The sawtooth nature of the cycle is driven by periods of peak productivity leading to the accumulation of DON, which is then degraded over time. We suggest that this pattern is due to the semi-labile fraction of DON which is degraded on the timescale of weeks to months, with the shorter-timescale variability in the data being due to the complex dynamics of the rapid cycling of the more labile fraction of DON. In reality there must be a continuum of lability in DON rather than separate ‘pools’, and under different conditions it is conceivable that different DON compounds may be more or less bioavailable. In spite of this, and the complexity of source and sink terms for DON, statistically significant trends of DON decay over time are observed in the dataset, leading to an estimated net degradation rate of between 0.5 and 2 μM month−1), or 16 to 67 % of the seasonal DON pool degraded per month, suggesting a lifetime of the order of 1 to 4 months. Comparing these values to other studies is rather difficult due to the range of approaches taken to estimate degradation rate (net vs gross, in situ vs in vitro etc.). Although reasonably good agreement is found with the absolute degradation rates of Lønborg et al. (2009), the degradation rate as a percentage of ambient DON concentration is smaller: 0.5 to 2 % day−1 in our study compared to ∼9 % day−1 observed by Lønborg et al. (2009). However, the lifetimes estimated here are in the upper half of the range of observed turnover times from a review of studies by Berman and Bronk (2003).

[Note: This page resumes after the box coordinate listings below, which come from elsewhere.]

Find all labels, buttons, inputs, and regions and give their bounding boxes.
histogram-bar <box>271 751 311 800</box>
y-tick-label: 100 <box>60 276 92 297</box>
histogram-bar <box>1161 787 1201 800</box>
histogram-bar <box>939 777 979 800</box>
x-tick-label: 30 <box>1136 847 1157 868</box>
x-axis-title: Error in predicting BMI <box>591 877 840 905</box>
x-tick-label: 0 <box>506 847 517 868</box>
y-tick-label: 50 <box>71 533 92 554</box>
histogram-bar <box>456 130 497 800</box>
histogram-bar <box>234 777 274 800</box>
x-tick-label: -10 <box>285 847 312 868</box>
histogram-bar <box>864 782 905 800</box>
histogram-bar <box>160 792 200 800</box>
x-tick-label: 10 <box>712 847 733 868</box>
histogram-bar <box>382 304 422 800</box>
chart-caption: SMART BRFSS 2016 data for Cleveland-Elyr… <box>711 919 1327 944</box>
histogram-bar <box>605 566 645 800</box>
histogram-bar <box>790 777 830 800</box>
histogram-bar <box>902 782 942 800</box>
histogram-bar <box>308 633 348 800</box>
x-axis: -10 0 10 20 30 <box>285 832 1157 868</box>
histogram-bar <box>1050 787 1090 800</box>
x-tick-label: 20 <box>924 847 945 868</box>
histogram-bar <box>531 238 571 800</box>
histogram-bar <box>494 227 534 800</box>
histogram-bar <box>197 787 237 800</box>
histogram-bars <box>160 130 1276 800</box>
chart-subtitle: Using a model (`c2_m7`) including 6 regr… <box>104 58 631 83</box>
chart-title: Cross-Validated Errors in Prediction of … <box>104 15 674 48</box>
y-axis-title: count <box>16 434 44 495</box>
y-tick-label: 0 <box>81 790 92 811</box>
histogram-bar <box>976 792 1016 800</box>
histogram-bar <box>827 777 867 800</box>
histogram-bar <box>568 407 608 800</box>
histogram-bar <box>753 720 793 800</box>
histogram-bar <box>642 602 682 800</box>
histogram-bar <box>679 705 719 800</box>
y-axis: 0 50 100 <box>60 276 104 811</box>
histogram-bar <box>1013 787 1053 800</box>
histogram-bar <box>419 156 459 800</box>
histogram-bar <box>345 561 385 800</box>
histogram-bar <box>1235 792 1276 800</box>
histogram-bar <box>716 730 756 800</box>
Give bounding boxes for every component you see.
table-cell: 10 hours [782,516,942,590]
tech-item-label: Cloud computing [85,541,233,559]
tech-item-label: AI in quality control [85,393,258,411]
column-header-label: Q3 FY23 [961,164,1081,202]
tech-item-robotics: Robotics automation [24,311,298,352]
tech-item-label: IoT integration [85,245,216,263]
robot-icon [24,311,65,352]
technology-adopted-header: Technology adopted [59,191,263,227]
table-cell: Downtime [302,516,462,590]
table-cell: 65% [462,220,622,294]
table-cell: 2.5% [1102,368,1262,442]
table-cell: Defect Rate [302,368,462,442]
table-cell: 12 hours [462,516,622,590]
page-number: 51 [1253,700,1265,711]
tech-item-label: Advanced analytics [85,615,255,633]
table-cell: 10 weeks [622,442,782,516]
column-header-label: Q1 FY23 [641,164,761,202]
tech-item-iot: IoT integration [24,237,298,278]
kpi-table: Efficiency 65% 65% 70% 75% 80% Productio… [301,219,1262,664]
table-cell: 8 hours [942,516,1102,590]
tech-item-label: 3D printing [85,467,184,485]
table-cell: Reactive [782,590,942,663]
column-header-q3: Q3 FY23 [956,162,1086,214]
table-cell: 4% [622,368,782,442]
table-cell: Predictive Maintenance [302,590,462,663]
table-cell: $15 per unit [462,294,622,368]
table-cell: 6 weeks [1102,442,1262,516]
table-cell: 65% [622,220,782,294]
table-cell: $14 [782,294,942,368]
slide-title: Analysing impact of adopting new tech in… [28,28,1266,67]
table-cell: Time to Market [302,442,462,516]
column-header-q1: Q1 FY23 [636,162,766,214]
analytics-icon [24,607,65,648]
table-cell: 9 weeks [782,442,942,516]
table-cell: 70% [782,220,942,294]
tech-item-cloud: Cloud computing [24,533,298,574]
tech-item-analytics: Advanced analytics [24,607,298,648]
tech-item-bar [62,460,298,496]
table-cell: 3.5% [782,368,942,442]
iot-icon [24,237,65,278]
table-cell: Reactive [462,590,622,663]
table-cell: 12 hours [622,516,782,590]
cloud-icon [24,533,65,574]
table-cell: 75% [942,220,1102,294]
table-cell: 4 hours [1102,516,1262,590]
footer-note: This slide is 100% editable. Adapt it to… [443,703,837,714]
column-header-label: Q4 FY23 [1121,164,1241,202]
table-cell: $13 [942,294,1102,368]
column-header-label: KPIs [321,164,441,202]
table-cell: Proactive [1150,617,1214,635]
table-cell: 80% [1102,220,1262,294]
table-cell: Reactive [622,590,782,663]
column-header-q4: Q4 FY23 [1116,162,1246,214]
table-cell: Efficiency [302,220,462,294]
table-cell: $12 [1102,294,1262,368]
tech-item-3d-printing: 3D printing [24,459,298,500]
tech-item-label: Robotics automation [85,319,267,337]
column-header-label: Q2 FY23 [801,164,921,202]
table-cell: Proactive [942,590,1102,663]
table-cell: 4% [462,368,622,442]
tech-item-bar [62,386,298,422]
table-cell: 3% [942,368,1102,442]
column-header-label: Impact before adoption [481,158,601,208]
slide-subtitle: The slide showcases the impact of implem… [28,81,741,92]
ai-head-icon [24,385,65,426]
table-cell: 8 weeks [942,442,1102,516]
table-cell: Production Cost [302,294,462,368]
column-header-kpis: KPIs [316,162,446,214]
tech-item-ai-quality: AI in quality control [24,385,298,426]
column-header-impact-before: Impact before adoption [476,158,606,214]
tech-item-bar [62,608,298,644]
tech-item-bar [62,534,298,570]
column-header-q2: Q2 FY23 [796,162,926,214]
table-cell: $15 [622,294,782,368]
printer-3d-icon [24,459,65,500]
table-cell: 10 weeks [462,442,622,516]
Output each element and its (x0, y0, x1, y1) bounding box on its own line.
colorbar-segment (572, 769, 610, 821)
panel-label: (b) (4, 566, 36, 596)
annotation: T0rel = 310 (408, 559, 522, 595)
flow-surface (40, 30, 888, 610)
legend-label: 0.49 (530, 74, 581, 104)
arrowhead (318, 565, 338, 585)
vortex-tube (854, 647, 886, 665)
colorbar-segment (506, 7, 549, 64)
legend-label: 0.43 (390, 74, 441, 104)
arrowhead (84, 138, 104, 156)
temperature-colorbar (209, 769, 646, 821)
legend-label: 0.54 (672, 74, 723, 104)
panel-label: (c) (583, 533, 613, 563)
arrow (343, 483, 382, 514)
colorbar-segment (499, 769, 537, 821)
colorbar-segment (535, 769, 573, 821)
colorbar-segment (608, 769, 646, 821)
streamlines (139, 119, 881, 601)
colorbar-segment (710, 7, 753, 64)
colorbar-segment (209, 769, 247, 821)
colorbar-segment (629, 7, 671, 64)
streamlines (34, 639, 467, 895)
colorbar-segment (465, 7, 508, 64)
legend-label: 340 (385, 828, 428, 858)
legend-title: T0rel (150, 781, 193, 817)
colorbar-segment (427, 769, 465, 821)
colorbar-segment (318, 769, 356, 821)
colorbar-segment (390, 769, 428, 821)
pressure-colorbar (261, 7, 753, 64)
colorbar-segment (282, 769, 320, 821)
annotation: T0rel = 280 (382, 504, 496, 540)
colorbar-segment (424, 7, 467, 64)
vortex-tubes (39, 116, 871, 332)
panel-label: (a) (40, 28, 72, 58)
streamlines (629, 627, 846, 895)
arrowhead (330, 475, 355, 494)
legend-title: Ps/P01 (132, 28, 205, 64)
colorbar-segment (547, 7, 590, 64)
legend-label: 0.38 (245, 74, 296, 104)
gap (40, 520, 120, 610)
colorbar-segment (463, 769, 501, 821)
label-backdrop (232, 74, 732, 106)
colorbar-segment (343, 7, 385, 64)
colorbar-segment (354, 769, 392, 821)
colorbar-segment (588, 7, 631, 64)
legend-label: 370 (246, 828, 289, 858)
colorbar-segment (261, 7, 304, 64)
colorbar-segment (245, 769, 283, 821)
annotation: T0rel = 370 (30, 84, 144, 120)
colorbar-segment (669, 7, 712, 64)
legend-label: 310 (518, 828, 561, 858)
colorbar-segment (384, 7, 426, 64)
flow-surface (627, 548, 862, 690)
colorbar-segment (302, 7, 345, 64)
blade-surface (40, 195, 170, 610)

DON is actively involved in the seasonal nitrogen cycle in coastal waters, but the timescales over which a major fraction of it changes are much longer than those of the inorganic N components (weeks or months for DON vs days for NH +4 ). At Dowsing, the seasonal growth of phytoplankton removed ∼9 μM of NO 3 –N and our data suggests that ∼30 % of this reappeared as DON, ∼30–50% remained as PON over the summer productive period and the remainder was potentially lost to the sediment where some was denitrified and some recycled. This work and that of others (e.g. Van Engeland et al. 2010; Suratman et al. 2010) emphasises the complex nature of the cycling of DON in shallow coastal seas. The data we present here highlights the potential for significant insight into temporal nitrogen cycle dynamics provided by the unique high resolution time-series of water samples provided by the Cefas SmartBuoy network.